Primary progressive multiple sclerosis (PPMS) carries the worst prognosis of the multiple sclerosis (MS) subtypes and is currently untreatable. A previous analysis of the British Columbia MS database challenged the view that disability progression is rapid in PPMS, but identified few predictors of disease progression. Here, we extend previous analyses in an updated PPMS retrospective cohort study of prevalent cases.


We used Kaplan-Meier survival analyses and Cox regression models to investigate the influence of gender, age at onset, and onset symptoms on time to and age at Expanded Disability Status Scale (EDSS) 6.0 in patients with PPMS.

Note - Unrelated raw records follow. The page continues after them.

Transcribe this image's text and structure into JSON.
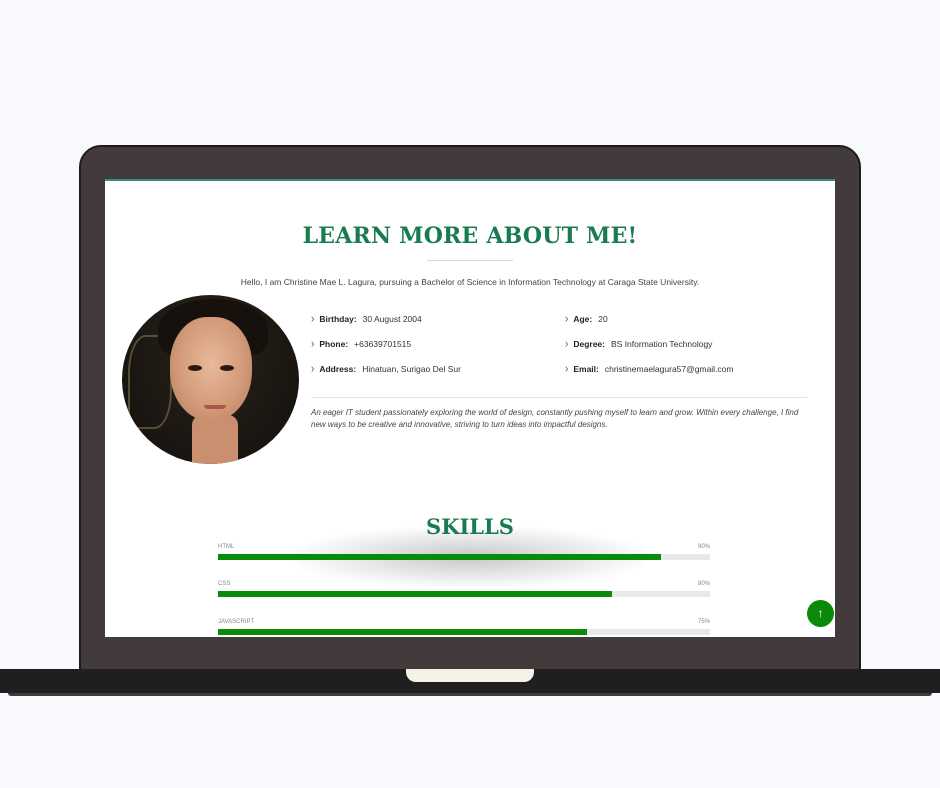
{
  "about": {
    "title": "LEARN MORE ABOUT ME!",
    "intro": "Hello, I am Christine Mae L. Lagura, pursuing a Bachelor of Science in Information Technology at Caraga State University.",
    "info": [
      {
        "label": "Birthday:",
        "value": "30 August 2004"
      },
      {
        "label": "Age:",
        "value": "20"
      },
      {
        "label": "Phone:",
        "value": "+63639701515"
      },
      {
        "label": "Degree:",
        "value": "BS Information Technology"
      },
      {
        "label": "Address:",
        "value": "Hinatuan, Surigao Del Sur"
      },
      {
        "label": "Email:",
        "value": "christinemaelagura57@gmail.com"
      }
    ],
    "bio": "An eager IT student passionately exploring the world of design, constantly pushing myself to learn and grow. Within every challenge, I find new ways to be creative and innovative, striving to turn ideas into impactful designs."
  },
  "skills": {
    "title": "SKILLS",
    "items": [
      {
        "name": "HTML",
        "percent_label": "90%",
        "percent": 90
      },
      {
        "name": "CSS",
        "percent_label": "80%",
        "percent": 80
      },
      {
        "name": "JAVASCRIPT",
        "percent_label": "75%",
        "percent": 75
      }
    ]
  },
  "icons": {
    "chevron": "chevron-right-icon",
    "back_to_top": "arrow-up-icon"
  },
  "colors": {
    "accent": "#197c50",
    "progress": "#0a8a0a",
    "bezel": "#433b3b"
  }
}
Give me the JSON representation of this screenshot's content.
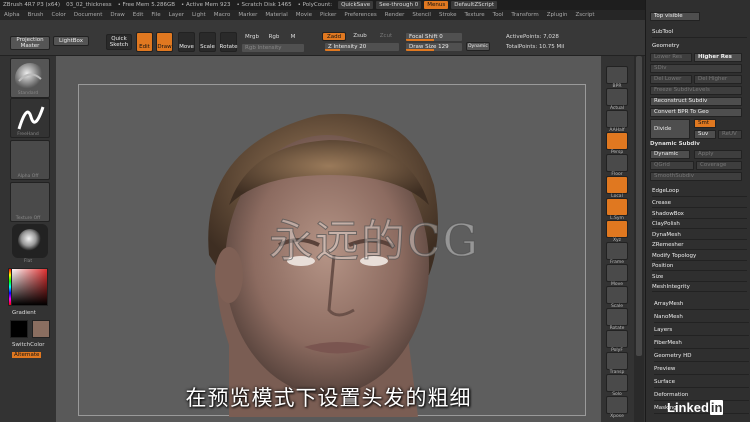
{
  "titlebar": {
    "app": "ZBrush 4R7 P3 (x64)",
    "document": "03_02_thickness",
    "free_mem": "• Free Mem 5.286GB",
    "active_mem": "• Active Mem 923",
    "scratch": "• Scratch Disk 1465",
    "polycount": "• PolyCount:",
    "quicksave": "QuickSave",
    "see_through": "See-through 0",
    "menus": "Menus",
    "script": "DefaultZScript"
  },
  "menubar": [
    "Alpha",
    "Brush",
    "Color",
    "Document",
    "Draw",
    "Edit",
    "File",
    "Layer",
    "Light",
    "Macro",
    "Marker",
    "Material",
    "Movie",
    "Picker",
    "Preferences",
    "Render",
    "Stencil",
    "Stroke",
    "Texture",
    "Tool",
    "Transform",
    "Zplugin",
    "Zscript"
  ],
  "toolbar": {
    "projection_master": "Projection Master",
    "lightbox": "LightBox",
    "quick_sketch": "Quick Sketch",
    "edit": "Edit",
    "draw": "Draw",
    "move": "Move",
    "scale": "Scale",
    "rotate": "Rotate",
    "mrgb": "Mrgb",
    "rgb": "Rgb",
    "m": "M",
    "zadd": "Zadd",
    "zsub": "Zsub",
    "zcut": "Zcut",
    "rgb_intensity": "Rgb Intensity",
    "z_intensity": "Z Intensity 20",
    "focal_shift": "Focal Shift 0",
    "draw_size": "Draw Size 129",
    "dynamic": "Dynamic",
    "active_points": "ActivePoints: 7,028",
    "total_points": "TotalPoints: 10.75 Mil"
  },
  "leftshelf": {
    "brush_label": "Standard",
    "stroke_label": "FreeHand",
    "alpha_label": "Alpha Off",
    "texture_label": "Texture Off",
    "material_label": "Flat",
    "gradient": "Gradient",
    "switch_color": "SwitchColor",
    "alternate": "Alternate"
  },
  "viewport": {
    "watermark": "永远的CG",
    "subtitle": "在预览模式下设置头发的粗细"
  },
  "rightshelf": [
    "BPR",
    "Actual",
    "AAHalf",
    "Persp",
    "Floor",
    "Local",
    "L.Sym",
    "Xyz",
    "Frame",
    "Move",
    "Scale",
    "Rotate",
    "PolyF",
    "Transp",
    "Solo",
    "Xpose"
  ],
  "panel": {
    "top_label": "Top visible",
    "subtool": "SubTool",
    "geometry": "Geometry",
    "lower_res": "Lower Res",
    "higher_res": "Higher Res",
    "sdiv": "SDiv",
    "del_lower": "Del Lower",
    "del_higher": "Del Higher",
    "freeze": "Freeze SubdivLevels",
    "reconstruct": "Reconstruct Subdiv",
    "convert_bpr": "Convert BPR To Geo",
    "divide": "Divide",
    "smt": "Smt",
    "suv": "Suv",
    "rsmt": "ReUV",
    "dynamic_subdiv": "Dynamic Subdiv",
    "dynamic": "Dynamic",
    "apply": "Apply",
    "qgrid": "QGrid",
    "coverage": "Coverage",
    "smooth_subdiv": "SmoothSubdiv",
    "edgeloop": "EdgeLoop",
    "items": [
      "Crease",
      "ShadowBox",
      "ClayPolish",
      "DynaMesh",
      "ZRemesher",
      "Modify Topology",
      "Position",
      "Size",
      "MeshIntegrity"
    ],
    "sections": [
      "ArrayMesh",
      "NanoMesh",
      "Layers",
      "FiberMesh",
      "Geometry HD",
      "Preview",
      "Surface",
      "Deformation",
      "Masking"
    ],
    "brand": "Linked"
  }
}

Of 5,779 patients with definite MS, 552 (10%) had PPMS. Median time to EDSS 6.0 was 14.0 years (95% confidence interval [CI] 11.3-16.7), reached at a median age of 58.6 years (95% CI 56.8-60.3). Sensory onset symptoms were associated with a longer time to and an older age at EDSS 6.0 (multivariable hazard ratios 0.55 [95% CI 0.35-0.87] and 0.54 [0.35-0.85]). Younger age at disease onset was associated with a longer time to but a younger age at EDSS 6.0. Gender and other onset symptoms were not associated with these outcomes. Fifty patients with PPMS (9%) fulfilled criteria for benign MS (EDSS < or =3.0 after 10 years' disease duration).


We identified 2 predictors of a slower disease progression in primary progressive multiple sclerosis. Sensory onset symptoms were associated with both a longer time to and a higher age at Expanded Disability Status Scale (EDSS) 6.0. A younger age at disease onset was associated with a longer time to EDSS 6.0, but patients with an early disease onset reached EDSS 6.0 at a younger age.